Barreto assinou junto com outros 20 pesquisadores brasileiros um artigo publicado na Revista Brasileira de Epidemiologia em dezembro passado. O texto lista 13 propostas que os estados e municípios devem adotar para reforçar a vigilância epidemiológica do Sars-CoV-2.
Entre elas, a detecção de novos casos na fase inicial, o isolamento de infectados e de seus contatos e o uso de máscaras mais eficazes, além de acelerar a vacinação. De acordo com o pesquisador, apesar de as vacinas oferecerem alta proteção contra hospitalização e óbito, elas possuem eficácia reduzida contra infecções frente a variantes de preocupação, como a ômicron, e novas variantes podem ainda surgir.

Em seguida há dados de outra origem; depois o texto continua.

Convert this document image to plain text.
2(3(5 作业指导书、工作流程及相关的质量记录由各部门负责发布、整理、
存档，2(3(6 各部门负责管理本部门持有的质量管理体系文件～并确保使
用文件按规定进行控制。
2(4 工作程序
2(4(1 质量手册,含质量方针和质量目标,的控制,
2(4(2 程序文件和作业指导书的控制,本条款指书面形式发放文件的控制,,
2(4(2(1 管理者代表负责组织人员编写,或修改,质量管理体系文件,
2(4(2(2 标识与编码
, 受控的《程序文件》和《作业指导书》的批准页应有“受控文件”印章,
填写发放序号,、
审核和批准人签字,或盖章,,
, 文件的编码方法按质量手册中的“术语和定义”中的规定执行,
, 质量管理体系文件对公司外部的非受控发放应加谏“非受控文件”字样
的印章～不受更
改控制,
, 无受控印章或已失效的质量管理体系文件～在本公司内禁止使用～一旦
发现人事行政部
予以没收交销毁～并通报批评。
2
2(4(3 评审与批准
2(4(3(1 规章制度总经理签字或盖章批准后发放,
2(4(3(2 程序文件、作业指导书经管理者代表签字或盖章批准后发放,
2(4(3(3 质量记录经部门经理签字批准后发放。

"A ideia básica não é exagerar as medidas, e manter algumas delas, como o uso de máscaras, inclusive como um sinal de que ainda estamos na pandemia. Aliadas às vacinas, as máscaras são um fator importante de proteção contra infecção, e retirá-las agora é dizer que uma medida de baixo custo e altamente eficaz não é mais necessária, o que considero precipitado", diz.